果たしてこの風潮は正しいのだろうか。本稿では、D2Cにこれから参入しようと思っている方、もしくは既に参入している方に向けて、今後のD2Cブランドのマーケティング戦略論を述べたいと思う。

そもそもD2Cとは何か?


D2C(Direct to Consumer)は、なにもこの5年で新たに生まれた売り方ではない。ではなぜこの10年ほどで急にもてはやされるようになったのか。

それは、Shopifyに代表されるECプラットフォーム業者が出現したことで、誰もが極めて簡単に自社店舗をオンライン上に出店し、顧客に販売できるようになったからだ。日本においても、BASEやecforceといったサービスが誕生している。

現在、D2Cは「メーカーが中間流通を介さず、自社のECサイトを通じて商品を直接消費者に販売するビジネスのこと」だとされる。要素としては、以下の2つになる。

1. 中間流通を介さず直接販売すること

2. ECサイトというチャネルを通じること

僕は「1」こそが本質であり、「2」はあくまで付随したできごとだと考える。ECサイトという手段がなかった昔は中間流通を介さずに直接販売するのは難しく、参入障壁が高かったのだ。そこにECプラットフォーム業者が登場し、ECで売ることを簡単に実現するエネイブラー(成功因子)となった。
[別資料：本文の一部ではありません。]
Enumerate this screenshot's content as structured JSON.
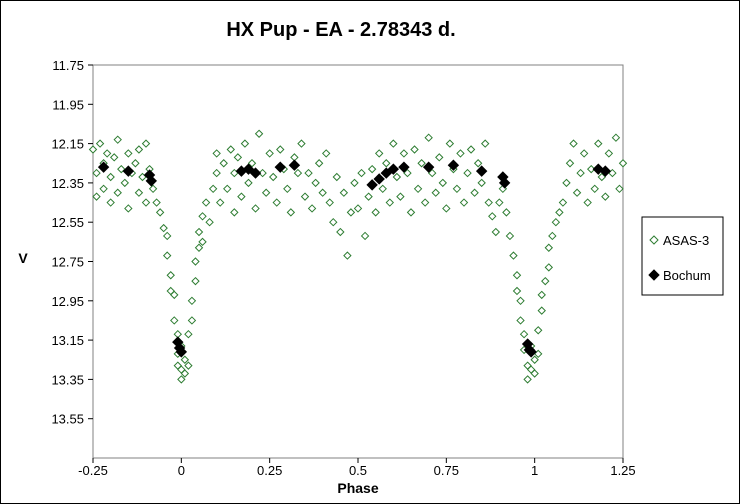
{
  "chart_data": {
    "type": "scatter",
    "title": "HX Pup - EA - 2.78343 d.",
    "xlabel": "Phase",
    "ylabel": "V",
    "xlim": [
      -0.25,
      1.25
    ],
    "ylim": [
      11.75,
      13.75
    ],
    "y_inverted": true,
    "x_ticks": [
      "-0.25",
      "0",
      "0.25",
      "0.5",
      "0.75",
      "1",
      "1.25"
    ],
    "x_tick_values": [
      -0.25,
      0,
      0.25,
      0.5,
      0.75,
      1,
      1.25
    ],
    "y_ticks": [
      "11.75",
      "11.95",
      "12.15",
      "12.35",
      "12.55",
      "12.75",
      "12.95",
      "13.15",
      "13.35",
      "13.55"
    ],
    "y_tick_values": [
      11.75,
      11.95,
      12.15,
      12.35,
      12.55,
      12.75,
      12.95,
      13.15,
      13.35,
      13.55
    ],
    "grid": false,
    "legend_position": "right",
    "series": [
      {
        "name": "ASAS-3",
        "marker": "open-diamond",
        "color": "#2e7d32",
        "points": [
          [
            -0.25,
            12.18
          ],
          [
            -0.24,
            12.3
          ],
          [
            -0.24,
            12.42
          ],
          [
            -0.23,
            12.15
          ],
          [
            -0.22,
            12.25
          ],
          [
            -0.22,
            12.38
          ],
          [
            -0.21,
            12.2
          ],
          [
            -0.2,
            12.45
          ],
          [
            -0.2,
            12.32
          ],
          [
            -0.19,
            12.22
          ],
          [
            -0.18,
            12.13
          ],
          [
            -0.18,
            12.4
          ],
          [
            -0.17,
            12.28
          ],
          [
            -0.16,
            12.35
          ],
          [
            -0.15,
            12.2
          ],
          [
            -0.15,
            12.48
          ],
          [
            -0.14,
            12.3
          ],
          [
            -0.13,
            12.25
          ],
          [
            -0.12,
            12.4
          ],
          [
            -0.12,
            12.18
          ],
          [
            -0.11,
            12.32
          ],
          [
            -0.1,
            12.45
          ],
          [
            -0.1,
            12.15
          ],
          [
            -0.09,
            12.28
          ],
          [
            -0.08,
            12.38
          ],
          [
            -0.07,
            12.45
          ],
          [
            -0.06,
            12.5
          ],
          [
            -0.05,
            12.58
          ],
          [
            -0.04,
            12.62
          ],
          [
            -0.04,
            12.72
          ],
          [
            -0.03,
            12.82
          ],
          [
            -0.03,
            12.9
          ],
          [
            -0.02,
            12.92
          ],
          [
            -0.02,
            13.05
          ],
          [
            -0.01,
            13.12
          ],
          [
            -0.01,
            13.22
          ],
          [
            -0.01,
            13.28
          ],
          [
            0.0,
            13.3
          ],
          [
            0.0,
            13.35
          ],
          [
            0.0,
            13.18
          ],
          [
            0.01,
            13.25
          ],
          [
            0.01,
            13.32
          ],
          [
            0.02,
            13.28
          ],
          [
            0.02,
            13.12
          ],
          [
            0.03,
            13.05
          ],
          [
            0.03,
            12.95
          ],
          [
            0.04,
            12.85
          ],
          [
            0.04,
            12.75
          ],
          [
            0.05,
            12.68
          ],
          [
            0.05,
            12.6
          ],
          [
            0.06,
            12.65
          ],
          [
            0.06,
            12.52
          ],
          [
            0.07,
            12.45
          ],
          [
            0.08,
            12.55
          ],
          [
            0.09,
            12.38
          ],
          [
            0.1,
            12.2
          ],
          [
            0.1,
            12.3
          ],
          [
            0.11,
            12.45
          ],
          [
            0.12,
            12.25
          ],
          [
            0.13,
            12.38
          ],
          [
            0.14,
            12.18
          ],
          [
            0.15,
            12.5
          ],
          [
            0.15,
            12.3
          ],
          [
            0.16,
            12.22
          ],
          [
            0.17,
            12.42
          ],
          [
            0.18,
            12.15
          ],
          [
            0.19,
            12.35
          ],
          [
            0.2,
            12.25
          ],
          [
            0.21,
            12.48
          ],
          [
            0.22,
            12.1
          ],
          [
            0.23,
            12.3
          ],
          [
            0.24,
            12.4
          ],
          [
            0.25,
            12.2
          ],
          [
            0.26,
            12.32
          ],
          [
            0.27,
            12.45
          ],
          [
            0.28,
            12.18
          ],
          [
            0.29,
            12.28
          ],
          [
            0.3,
            12.38
          ],
          [
            0.31,
            12.5
          ],
          [
            0.32,
            12.22
          ],
          [
            0.33,
            12.3
          ],
          [
            0.34,
            12.15
          ],
          [
            0.35,
            12.42
          ],
          [
            0.36,
            12.3
          ],
          [
            0.37,
            12.48
          ],
          [
            0.38,
            12.35
          ],
          [
            0.39,
            12.25
          ],
          [
            0.4,
            12.4
          ],
          [
            0.41,
            12.2
          ],
          [
            0.42,
            12.45
          ],
          [
            0.43,
            12.55
          ],
          [
            0.44,
            12.32
          ],
          [
            0.45,
            12.6
          ],
          [
            0.46,
            12.4
          ],
          [
            0.47,
            12.72
          ],
          [
            0.48,
            12.5
          ],
          [
            0.49,
            12.35
          ],
          [
            0.5,
            12.48
          ],
          [
            0.51,
            12.3
          ],
          [
            0.52,
            12.62
          ],
          [
            0.53,
            12.42
          ],
          [
            0.54,
            12.28
          ],
          [
            0.55,
            12.5
          ],
          [
            0.56,
            12.2
          ],
          [
            0.57,
            12.38
          ],
          [
            0.58,
            12.25
          ],
          [
            0.59,
            12.45
          ],
          [
            0.6,
            12.15
          ],
          [
            0.61,
            12.32
          ],
          [
            0.62,
            12.42
          ],
          [
            0.63,
            12.2
          ],
          [
            0.64,
            12.3
          ],
          [
            0.65,
            12.5
          ],
          [
            0.66,
            12.18
          ],
          [
            0.67,
            12.38
          ],
          [
            0.68,
            12.25
          ],
          [
            0.69,
            12.45
          ],
          [
            0.7,
            12.12
          ],
          [
            0.71,
            12.3
          ],
          [
            0.72,
            12.4
          ],
          [
            0.73,
            12.22
          ],
          [
            0.74,
            12.35
          ],
          [
            0.75,
            12.48
          ],
          [
            0.76,
            12.15
          ],
          [
            0.77,
            12.28
          ],
          [
            0.78,
            12.38
          ],
          [
            0.79,
            12.2
          ],
          [
            0.8,
            12.45
          ],
          [
            0.81,
            12.3
          ],
          [
            0.82,
            12.18
          ],
          [
            0.83,
            12.4
          ],
          [
            0.84,
            12.25
          ],
          [
            0.85,
            12.35
          ],
          [
            0.86,
            12.15
          ],
          [
            0.87,
            12.45
          ],
          [
            0.88,
            12.52
          ],
          [
            0.89,
            12.6
          ],
          [
            0.9,
            12.45
          ],
          [
            0.91,
            12.38
          ],
          [
            0.92,
            12.5
          ],
          [
            0.93,
            12.62
          ],
          [
            0.94,
            12.72
          ],
          [
            0.95,
            12.82
          ],
          [
            0.95,
            12.9
          ],
          [
            0.96,
            12.95
          ],
          [
            0.96,
            13.05
          ],
          [
            0.97,
            13.12
          ],
          [
            0.97,
            13.2
          ],
          [
            0.98,
            13.28
          ],
          [
            0.98,
            13.35
          ],
          [
            0.99,
            13.3
          ],
          [
            0.99,
            13.18
          ],
          [
            1.0,
            13.25
          ],
          [
            1.0,
            13.32
          ],
          [
            1.01,
            13.22
          ],
          [
            1.01,
            13.1
          ],
          [
            1.02,
            13.0
          ],
          [
            1.02,
            12.92
          ],
          [
            1.03,
            12.85
          ],
          [
            1.04,
            12.78
          ],
          [
            1.04,
            12.68
          ],
          [
            1.05,
            12.62
          ],
          [
            1.06,
            12.55
          ],
          [
            1.07,
            12.5
          ],
          [
            1.08,
            12.45
          ],
          [
            1.09,
            12.35
          ],
          [
            1.1,
            12.25
          ],
          [
            1.11,
            12.15
          ],
          [
            1.12,
            12.4
          ],
          [
            1.13,
            12.3
          ],
          [
            1.14,
            12.2
          ],
          [
            1.15,
            12.45
          ],
          [
            1.16,
            12.28
          ],
          [
            1.17,
            12.38
          ],
          [
            1.18,
            12.15
          ],
          [
            1.19,
            12.32
          ],
          [
            1.2,
            12.42
          ],
          [
            1.21,
            12.2
          ],
          [
            1.22,
            12.3
          ],
          [
            1.23,
            12.12
          ],
          [
            1.24,
            12.38
          ],
          [
            1.25,
            12.25
          ]
        ]
      },
      {
        "name": "Bochum",
        "marker": "filled-diamond",
        "color": "#000000",
        "points": [
          [
            -0.22,
            12.27
          ],
          [
            -0.15,
            12.29
          ],
          [
            -0.09,
            12.31
          ],
          [
            -0.085,
            12.34
          ],
          [
            -0.01,
            13.16
          ],
          [
            -0.005,
            13.19
          ],
          [
            0.0,
            13.21
          ],
          [
            0.17,
            12.29
          ],
          [
            0.19,
            12.28
          ],
          [
            0.21,
            12.3
          ],
          [
            0.28,
            12.27
          ],
          [
            0.32,
            12.26
          ],
          [
            0.54,
            12.36
          ],
          [
            0.56,
            12.33
          ],
          [
            0.58,
            12.3
          ],
          [
            0.6,
            12.28
          ],
          [
            0.63,
            12.27
          ],
          [
            0.7,
            12.27
          ],
          [
            0.77,
            12.26
          ],
          [
            0.85,
            12.29
          ],
          [
            0.91,
            12.32
          ],
          [
            0.915,
            12.35
          ],
          [
            0.98,
            13.17
          ],
          [
            0.985,
            13.2
          ],
          [
            0.99,
            13.21
          ],
          [
            1.18,
            12.28
          ],
          [
            1.2,
            12.29
          ]
        ]
      }
    ]
  }
}
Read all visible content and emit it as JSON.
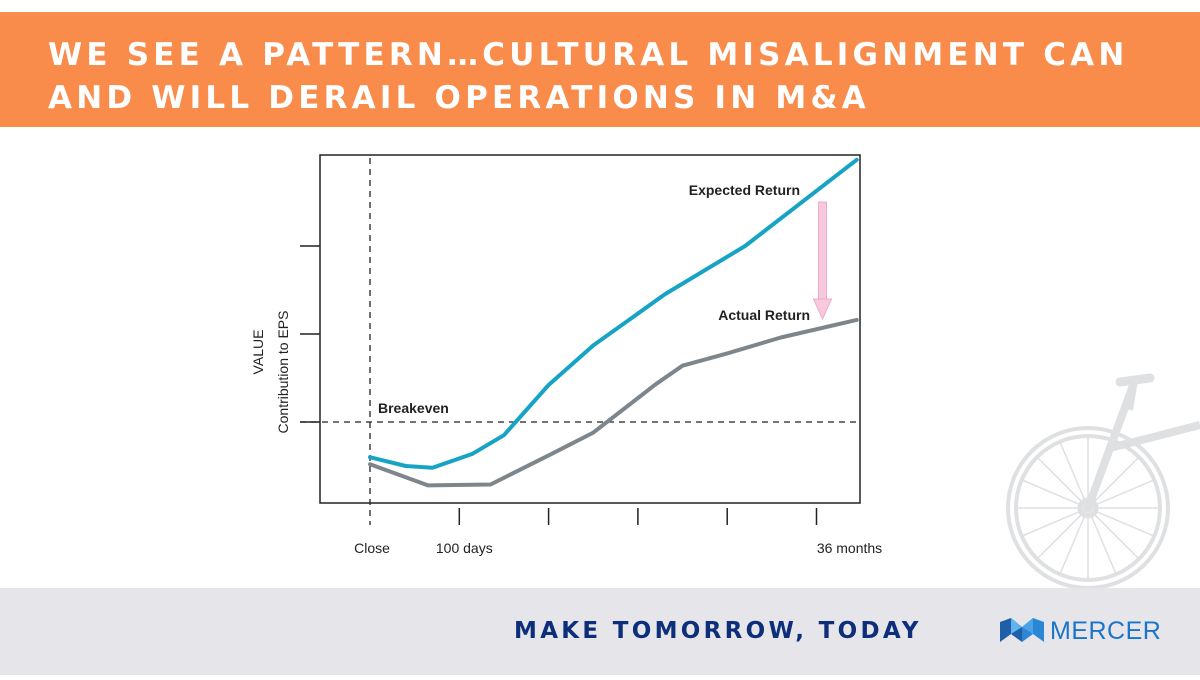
{
  "banner": {
    "title": "We see a pattern…Cultural misalignment can and will derail operations in M&A"
  },
  "chart_data": {
    "type": "line",
    "ylabel": "VALUE",
    "ylabel_sub": "Contribution to EPS",
    "x_tick_labels": [
      {
        "x": 0,
        "label": "Close"
      },
      {
        "x": 1,
        "label": "100 days"
      },
      {
        "x": 5,
        "label": "36 months"
      }
    ],
    "x_tick_count": 6,
    "y_tick_count": 3,
    "ylim": [
      -1,
      3
    ],
    "xlim": [
      0,
      5.45
    ],
    "breakeven_label": "Breakeven",
    "breakeven_y": 0,
    "colors": {
      "expected": "#17a3c4",
      "actual": "#7d868c",
      "gap_arrow": "#f7c9dc"
    },
    "series": [
      {
        "name": "Expected Return",
        "key": "expected",
        "x": [
          0,
          0.4,
          0.7,
          1.15,
          1.5,
          2.0,
          2.5,
          3.3,
          4.2,
          5.45
        ],
        "y": [
          -0.4,
          -0.5,
          -0.52,
          -0.36,
          -0.15,
          0.42,
          0.87,
          1.45,
          2.0,
          2.98
        ]
      },
      {
        "name": "Actual Return",
        "key": "actual",
        "x": [
          0,
          0.65,
          1.35,
          2.0,
          2.5,
          3.2,
          3.5,
          4.0,
          4.6,
          5.45
        ],
        "y": [
          -0.48,
          -0.72,
          -0.71,
          -0.38,
          -0.12,
          0.43,
          0.64,
          0.78,
          0.96,
          1.16
        ]
      }
    ],
    "gap_arrow": {
      "x": 5.0,
      "y_from": 2.5,
      "y_to": 1.17
    }
  },
  "footer": {
    "tagline": "MAKE TOMORROW, TODAY",
    "brand_name": "MERCER",
    "brand_color": "#1a74c9",
    "tagline_color": "#0d2e79"
  }
}
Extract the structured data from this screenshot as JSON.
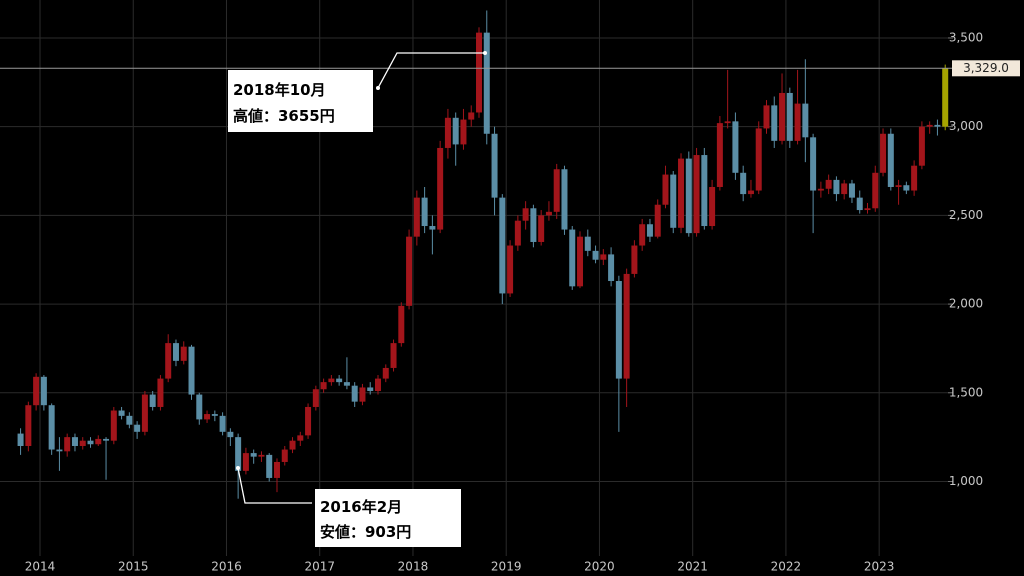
{
  "chart_data": {
    "type": "candlestick",
    "categories": [
      null,
      null,
      null,
      "2014",
      null,
      null,
      null,
      null,
      null,
      null,
      null,
      null,
      null,
      null,
      null,
      "2015",
      null,
      null,
      null,
      null,
      null,
      null,
      null,
      null,
      null,
      null,
      null,
      "2016",
      null,
      null,
      null,
      null,
      null,
      null,
      null,
      null,
      null,
      null,
      null,
      "2017",
      null,
      null,
      null,
      null,
      null,
      null,
      null,
      null,
      null,
      null,
      null,
      "2018",
      null,
      null,
      null,
      null,
      null,
      null,
      null,
      null,
      null,
      null,
      null,
      "2019",
      null,
      null,
      null,
      null,
      null,
      null,
      null,
      null,
      null,
      null,
      null,
      "2020",
      null,
      null,
      null,
      null,
      null,
      null,
      null,
      null,
      null,
      null,
      null,
      "2021",
      null,
      null,
      null,
      null,
      null,
      null,
      null,
      null,
      null,
      null,
      null,
      "2022",
      null,
      null,
      null,
      null,
      null,
      null,
      null,
      null,
      null,
      null,
      null,
      "2023",
      null,
      null,
      null,
      null,
      null,
      null,
      null,
      null
    ],
    "open": [
      1270,
      1200,
      1430,
      1590,
      1430,
      1180,
      1170,
      1250,
      1200,
      1230,
      1210,
      1240,
      1230,
      1400,
      1370,
      1320,
      1280,
      1490,
      1420,
      1580,
      1780,
      1680,
      1760,
      1490,
      1350,
      1380,
      1370,
      1280,
      1250,
      1060,
      1160,
      1140,
      1150,
      1020,
      1110,
      1180,
      1230,
      1260,
      1420,
      1520,
      1560,
      1580,
      1560,
      1540,
      1450,
      1530,
      1510,
      1580,
      1640,
      1780,
      1990,
      2380,
      2600,
      2440,
      2420,
      2880,
      3050,
      2900,
      3040,
      3080,
      3530,
      2960,
      2600,
      2060,
      2330,
      2470,
      2540,
      2350,
      2500,
      2520,
      2760,
      2420,
      2100,
      2380,
      2300,
      2250,
      2280,
      2130,
      1580,
      2170,
      2330,
      2450,
      2380,
      2560,
      2730,
      2430,
      2820,
      2400,
      2840,
      2440,
      2660,
      3020,
      3030,
      2740,
      2620,
      2640,
      2990,
      3120,
      2920,
      3190,
      2920,
      3130,
      2940,
      2640,
      2650,
      2700,
      2620,
      2680,
      2600,
      2530,
      2540,
      2740,
      2960,
      2660,
      2670,
      2640,
      2780,
      3000,
      3010,
      3000
    ],
    "high": [
      1300,
      1450,
      1610,
      1600,
      1440,
      1250,
      1270,
      1270,
      1250,
      1250,
      1260,
      1250,
      1420,
      1420,
      1390,
      1340,
      1510,
      1510,
      1600,
      1830,
      1800,
      1790,
      1770,
      1500,
      1400,
      1400,
      1390,
      1300,
      1270,
      1190,
      1180,
      1170,
      1160,
      1130,
      1200,
      1250,
      1280,
      1440,
      1540,
      1580,
      1600,
      1600,
      1700,
      1560,
      1550,
      1560,
      1600,
      1660,
      1800,
      2010,
      2420,
      2640,
      2660,
      2500,
      2920,
      3100,
      3080,
      3100,
      3120,
      3560,
      3655,
      3000,
      2620,
      2360,
      2500,
      2580,
      2560,
      2530,
      2580,
      2790,
      2780,
      2440,
      2410,
      2420,
      2330,
      2310,
      2320,
      2160,
      2200,
      2360,
      2480,
      2480,
      2590,
      2780,
      2750,
      2850,
      2860,
      2880,
      2880,
      2700,
      3060,
      3320,
      3080,
      2780,
      2700,
      3030,
      3150,
      3170,
      3300,
      3220,
      3320,
      3380,
      2960,
      2690,
      2730,
      2720,
      2700,
      2700,
      2640,
      2570,
      2780,
      2990,
      2990,
      2700,
      2690,
      2810,
      3030,
      3030,
      3040,
      3350
    ],
    "low": [
      1150,
      1170,
      1400,
      1400,
      1150,
      1060,
      1140,
      1170,
      1180,
      1190,
      1200,
      1010,
      1210,
      1350,
      1300,
      1240,
      1260,
      1400,
      1400,
      1560,
      1650,
      1660,
      1460,
      1320,
      1330,
      1340,
      1260,
      1200,
      903,
      1040,
      1100,
      1110,
      1000,
      940,
      1090,
      1160,
      1200,
      1240,
      1400,
      1500,
      1540,
      1540,
      1520,
      1420,
      1430,
      1490,
      1490,
      1560,
      1620,
      1760,
      1970,
      2330,
      2400,
      2280,
      2400,
      2820,
      2780,
      2870,
      3000,
      3050,
      2900,
      2500,
      2000,
      2040,
      2300,
      2420,
      2320,
      2330,
      2470,
      2480,
      2390,
      2080,
      2090,
      2270,
      2230,
      2220,
      2100,
      1280,
      1420,
      2150,
      2300,
      2350,
      2370,
      2540,
      2400,
      2400,
      2380,
      2380,
      2420,
      2420,
      2640,
      2990,
      2700,
      2580,
      2600,
      2620,
      2960,
      2880,
      2900,
      2880,
      2900,
      2800,
      2400,
      2600,
      2620,
      2580,
      2590,
      2570,
      2510,
      2510,
      2520,
      2720,
      2640,
      2560,
      2620,
      2610,
      2760,
      2960,
      2950,
      2980
    ],
    "close": [
      1200,
      1430,
      1590,
      1430,
      1180,
      1170,
      1250,
      1200,
      1230,
      1210,
      1240,
      1230,
      1400,
      1370,
      1320,
      1280,
      1490,
      1420,
      1580,
      1780,
      1680,
      1760,
      1490,
      1350,
      1380,
      1370,
      1280,
      1250,
      1060,
      1160,
      1140,
      1150,
      1020,
      1110,
      1180,
      1230,
      1260,
      1420,
      1520,
      1560,
      1580,
      1560,
      1540,
      1450,
      1530,
      1510,
      1580,
      1640,
      1780,
      1990,
      2380,
      2600,
      2440,
      2420,
      2880,
      3050,
      2900,
      3040,
      3080,
      3530,
      2960,
      2600,
      2060,
      2330,
      2470,
      2540,
      2350,
      2500,
      2520,
      2760,
      2420,
      2100,
      2380,
      2300,
      2250,
      2280,
      2130,
      1580,
      2170,
      2330,
      2450,
      2380,
      2560,
      2730,
      2430,
      2820,
      2400,
      2840,
      2440,
      2660,
      3020,
      3030,
      2740,
      2620,
      2640,
      2990,
      3120,
      2920,
      3190,
      2920,
      3130,
      2940,
      2640,
      2650,
      2700,
      2620,
      2680,
      2600,
      2530,
      2540,
      2740,
      2960,
      2660,
      2670,
      2640,
      2780,
      3000,
      3010,
      3000,
      3329
    ],
    "up_color": "#a3151b",
    "down_color": "#5b8ea6",
    "last_color": "#a6a400",
    "ylim": [
      580,
      3714
    ],
    "yticks": [
      {
        "value": 1000,
        "label": "1,000"
      },
      {
        "value": 1500,
        "label": "1,500"
      },
      {
        "value": 2000,
        "label": "2,000"
      },
      {
        "value": 2500,
        "label": "2,500"
      },
      {
        "value": 3000,
        "label": "3,000"
      },
      {
        "value": 3500,
        "label": "3,500"
      }
    ],
    "grid": true,
    "price_line": {
      "value": 3329,
      "label": "3,329.0"
    },
    "annotations": [
      {
        "lines": [
          "2018年10月",
          "高値：3655円"
        ]
      },
      {
        "lines": [
          "2016年2月",
          "安値：903円"
        ]
      }
    ]
  }
}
「中間流通を介さず直接販売する」という意味では、ユニクロに代表されるSPAと呼ばれる業態も、れっきとしたD2Cと定義づけられる(もちろん、SPAがデジタル化したものを狭義的にD2Cと定義づける派閥のことも、否定はしない)。

D2Cのメリットは、中間流通マージンを払う必要がないので、事業者にとっては利益率が高いこと。顧客にとっては、メーカーと直接的につながれるので、顧客の声を反映したタイムリーな商品開発が行われることや、パーソナライゼーションを通じた満足感を得られることなどが挙げられる。

デメリットは、顧客獲得のための販管費が非常にヘビーであり、キャッシュで運転資金を厚く持たなければならないこと、付随して事業が拡大するにつけ短期的な赤字を受け入れなければならないことなどがあるだろう。